What happens to my practice after my death?

How easy would it be for your practice to be sold if you were to die suddenly?

Nicola Draper of Draper Hinks explains the importance of forward planning for accountancy practitioners.

It has surprised us that in the past few weeks we have been approached by a number of sole practitioners who have been worried about what would happen to their practice should they suddenly die.

As a going concern, you have a tangible asset and it is a sellers market (i.e. there are more buyers than sellers). Unlike the law of elasticity of demand, this does equate to more buyers and higher prices paid. Accountants are conservative and will only offer what they feel a business is worth.

Now imagine you are a sole practitioner and consider what would happen if you suddenly die. Who will look after your practice? It is inevitable that your client base will find out about it sooner or later.

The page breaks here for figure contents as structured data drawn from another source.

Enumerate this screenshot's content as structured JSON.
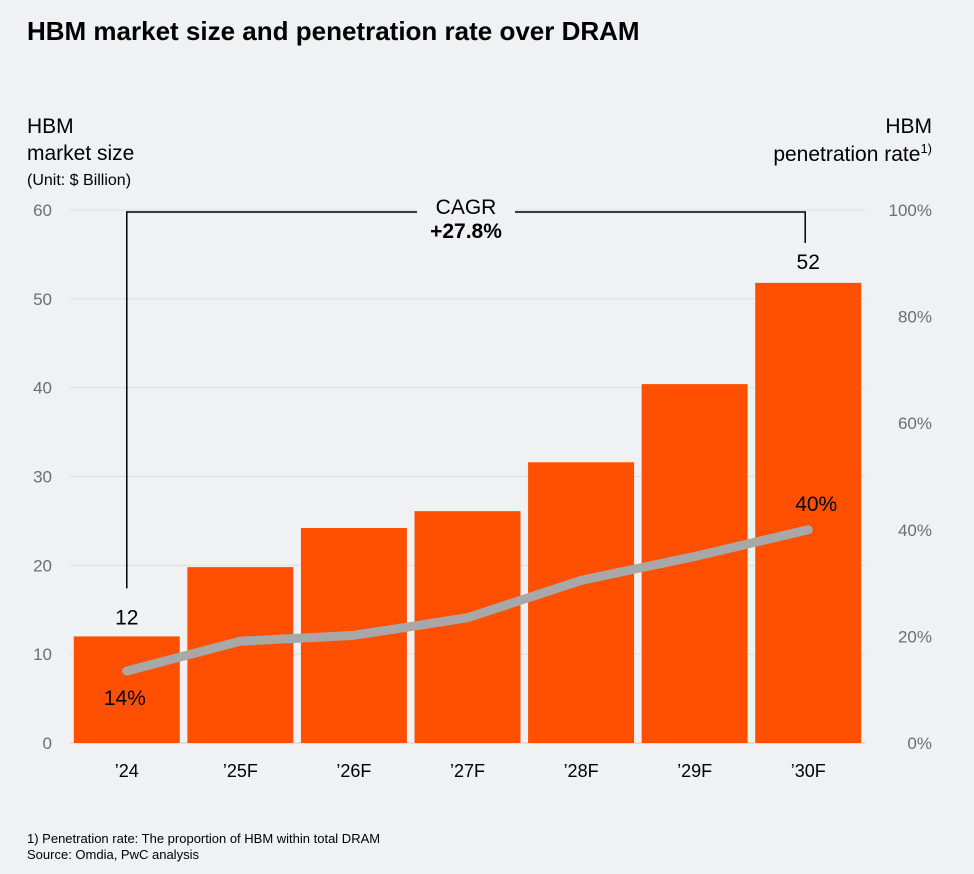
{
  "chart_data": {
    "type": "bar",
    "title": "HBM market size and penetration rate over DRAM",
    "ylabel_left": [
      "HBM",
      "market size",
      "(Unit: $ Billion)"
    ],
    "ylabel_right": {
      "line1": "HBM",
      "line2": "penetration rate",
      "sup": "1)"
    },
    "categories": [
      "’24",
      "’25F",
      "’26F",
      "’27F",
      "’28F",
      "’29F",
      "’30F"
    ],
    "series": [
      {
        "type": "bar",
        "axis": "left",
        "values": [
          12,
          19.8,
          24.2,
          26.1,
          31.6,
          40.4,
          51.8
        ],
        "color": "#fe5000"
      },
      {
        "type": "line",
        "axis": "right",
        "values": [
          13.5,
          19.1,
          20.2,
          23.5,
          30.5,
          35,
          40
        ],
        "color": "#a8a8a8"
      }
    ],
    "ylim_left": [
      0,
      60
    ],
    "yticks_left": [
      0,
      10,
      20,
      30,
      40,
      50,
      60
    ],
    "ylim_right": [
      0,
      100
    ],
    "yticks_right": [
      "0%",
      "20%",
      "40%",
      "60%",
      "80%",
      "100%"
    ],
    "yticks_right_values": [
      0,
      20,
      40,
      60,
      80,
      100
    ],
    "data_labels": {
      "bar_first": "12",
      "bar_last": "52",
      "line_first": "14%",
      "line_last": "40%"
    },
    "cagr": {
      "label": "CAGR",
      "value": "+27.8%"
    },
    "grid": true,
    "legend": "none"
  },
  "footnotes": [
    "1) Penetration rate: The proportion of HBM within total DRAM",
    "Source: Omdia, PwC analysis"
  ],
  "colors": {
    "bar": "#fe5000",
    "line": "#a8a8a8",
    "background": "#f0f1f3",
    "tick": "#6e6e6e",
    "grid": "#dcdde0"
  }
}
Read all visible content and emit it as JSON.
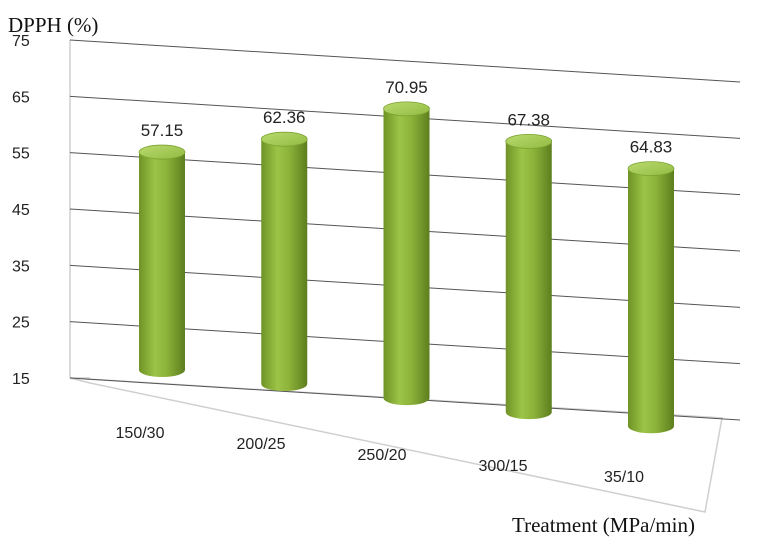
{
  "chart_data": {
    "type": "bar",
    "style": "3d-cylinder",
    "ylabel": "DPPH (%)",
    "xlabel": "Treatment (MPa/min)",
    "ylim": [
      15,
      75
    ],
    "yticks": [
      "75",
      "65",
      "55",
      "45",
      "35",
      "25",
      "15"
    ],
    "grid": true,
    "bar_color": "#8db33a",
    "categories": [
      "150/30",
      "200/25",
      "250/20",
      "300/15",
      "35/10"
    ],
    "values": [
      57.15,
      62.36,
      70.95,
      67.38,
      64.83
    ],
    "value_labels": [
      "57.15",
      "62.36",
      "70.95",
      "67.38",
      "64.83"
    ]
  }
}
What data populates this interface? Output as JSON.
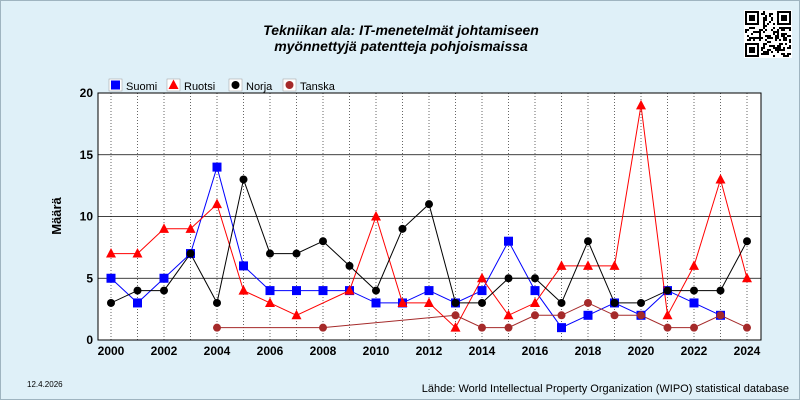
{
  "chart_data": {
    "type": "line",
    "title": [
      "Tekniikan ala: IT-menetelmät johtamiseen",
      "myönnettyjä patentteja pohjoismaissa"
    ],
    "ylabel": "Määrä",
    "xlabel": "",
    "xlim": [
      2000,
      2024
    ],
    "ylim": [
      0,
      20
    ],
    "x_ticks": [
      2000,
      2002,
      2004,
      2006,
      2008,
      2010,
      2012,
      2014,
      2016,
      2018,
      2020,
      2022,
      2024
    ],
    "y_ticks": [
      0,
      5,
      10,
      15,
      20
    ],
    "grid": true,
    "legend_position": "top-left",
    "series": [
      {
        "name": "Suomi",
        "color": "#0000ff",
        "marker": "square",
        "points": [
          [
            2000,
            5
          ],
          [
            2001,
            3
          ],
          [
            2002,
            5
          ],
          [
            2003,
            7
          ],
          [
            2004,
            14
          ],
          [
            2005,
            6
          ],
          [
            2006,
            4
          ],
          [
            2007,
            4
          ],
          [
            2008,
            4
          ],
          [
            2009,
            4
          ],
          [
            2010,
            3
          ],
          [
            2011,
            3
          ],
          [
            2012,
            4
          ],
          [
            2013,
            3
          ],
          [
            2014,
            4
          ],
          [
            2015,
            8
          ],
          [
            2016,
            4
          ],
          [
            2017,
            1
          ],
          [
            2018,
            2
          ],
          [
            2019,
            3
          ],
          [
            2020,
            2
          ],
          [
            2021,
            4
          ],
          [
            2022,
            3
          ],
          [
            2023,
            2
          ]
        ]
      },
      {
        "name": "Ruotsi",
        "color": "#ff0000",
        "marker": "triangle",
        "points": [
          [
            2000,
            7
          ],
          [
            2001,
            7
          ],
          [
            2002,
            9
          ],
          [
            2003,
            9
          ],
          [
            2004,
            11
          ],
          [
            2005,
            4
          ],
          [
            2006,
            3
          ],
          [
            2007,
            2
          ],
          [
            2009,
            4
          ],
          [
            2010,
            10
          ],
          [
            2011,
            3
          ],
          [
            2012,
            3
          ],
          [
            2013,
            1
          ],
          [
            2014,
            5
          ],
          [
            2015,
            2
          ],
          [
            2016,
            3
          ],
          [
            2017,
            6
          ],
          [
            2018,
            6
          ],
          [
            2019,
            6
          ],
          [
            2020,
            19
          ],
          [
            2021,
            2
          ],
          [
            2022,
            6
          ],
          [
            2023,
            13
          ],
          [
            2024,
            5
          ]
        ]
      },
      {
        "name": "Norja",
        "color": "#000000",
        "marker": "circle",
        "points": [
          [
            2000,
            3
          ],
          [
            2001,
            4
          ],
          [
            2002,
            4
          ],
          [
            2003,
            7
          ],
          [
            2004,
            3
          ],
          [
            2005,
            13
          ],
          [
            2006,
            7
          ],
          [
            2007,
            7
          ],
          [
            2008,
            8
          ],
          [
            2009,
            6
          ],
          [
            2010,
            4
          ],
          [
            2011,
            9
          ],
          [
            2012,
            11
          ],
          [
            2013,
            3
          ],
          [
            2014,
            3
          ],
          [
            2015,
            5
          ],
          [
            2016,
            5
          ],
          [
            2017,
            3
          ],
          [
            2018,
            8
          ],
          [
            2019,
            3
          ],
          [
            2020,
            3
          ],
          [
            2021,
            4
          ],
          [
            2022,
            4
          ],
          [
            2023,
            4
          ],
          [
            2024,
            8
          ]
        ]
      },
      {
        "name": "Tanska",
        "color": "#a52a2a",
        "marker": "circle",
        "points": [
          [
            2004,
            1
          ],
          [
            2008,
            1
          ],
          [
            2013,
            2
          ],
          [
            2014,
            1
          ],
          [
            2015,
            1
          ],
          [
            2016,
            2
          ],
          [
            2017,
            2
          ],
          [
            2018,
            3
          ],
          [
            2019,
            2
          ],
          [
            2020,
            2
          ],
          [
            2021,
            1
          ],
          [
            2022,
            1
          ],
          [
            2023,
            2
          ],
          [
            2024,
            1
          ]
        ]
      }
    ]
  },
  "footer": {
    "date": "12.4.2026",
    "source": "Lähde: World Intellectual Property Organization (WIPO) statistical database"
  },
  "qr_icon": "qr-code-icon"
}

Unless you have a plan in place to deal with this eventuality, your clients will leave the practice and look for someone able to help them. It does not matter how long they have been with you, it does not matter that you gave them a really good service and were there for them when they needed you. Clients want to be looked after and they need to have an adviser available to help them.

For example, imagine you are selling your practice today. The industry average at the moment is an income multiple of 1 x fees, paid in three tranches of one third on completion of the deal, one third at the end of 12 months and the final third at the end of 24 months.

Once the practitioner has died the income multiple will be reduced to somewhere in the region of 0.7 x fees and the first tranche on completion of the sale will be closer to 20% rather than one third. The second tranche at the end of 12 months will typically be 40% and the third tranche will be 40%.

The income multiple reduces for several reasons; firstly because most sole practitioners hold a lot of client information in their heads and not on the file, so the potential purchaser will be left without significant amounts of information. With no staff to fill in the blanks, this increases the risk of a client not being dealt with properly and leaving the practice.

Secondly, you are not there for a hand over so there is greater risk to the purchaser that the client will not stay. Most sales involve a hand over period where the vendor is available to smooth the transition from one owner to another. This is not available in the event of your death.

Thirdly, if there are any staff in the practice they may take this as an opportunity to take some of the clients and set up on their own in direct competition.

The first tranche of fees is often reduced to 20% to reflect the increase in risk on the part of the purchaser. There will be a clawback provision in the contract taking into account any clients that leave.

The time of year can also make a difference to the price being paid. If you are a sole practitioner and you were to die in January, who would do your clients’ tax returns? You may have an alternate that you have nominated, but your alternate will be busy. Therefore, there is an argument here for a sole practitioner to have an alternate in a much bigger firm. Whatever size your fees are, if your alternate is at full capacity with a similar size turnover, how long would your alternate be able to cope running both businesses, especially if there is any significant geographic distance between the two practices?

Don’t forget, you still have an asset that you can sell but you have to move fast. We are not talking months here; we are looking at a deal being done within a couple weeks. Your alternate may be on holiday for a fortnight or may be too busy to move that fast. If you don’t have an alternate willing to purchase your fees, then you need to find a buyer very quickly. If you want to realise the worth of your practice for any dependents you can’t hang around. Any practice can continue reasonably for two weeks – it’s no different from the owner going on holiday for a fortnight. Remember that if other accountants find out you have died then they will pilfer your client base.

Currently the market place is buoyant and there are buyers out there. The buying and selling of accountancy practices seems to be recession proof. There will always be a purchaser willing to buy fees from a well run practice, but the difficulty is finding the buyer with the ability, willingness and experience to be able to move quickly. By making provision for your practice to be sold as a matter of urgency, your dependants will be taken care of, as will your staff and your clients. It just takes a little bit of forward thinking.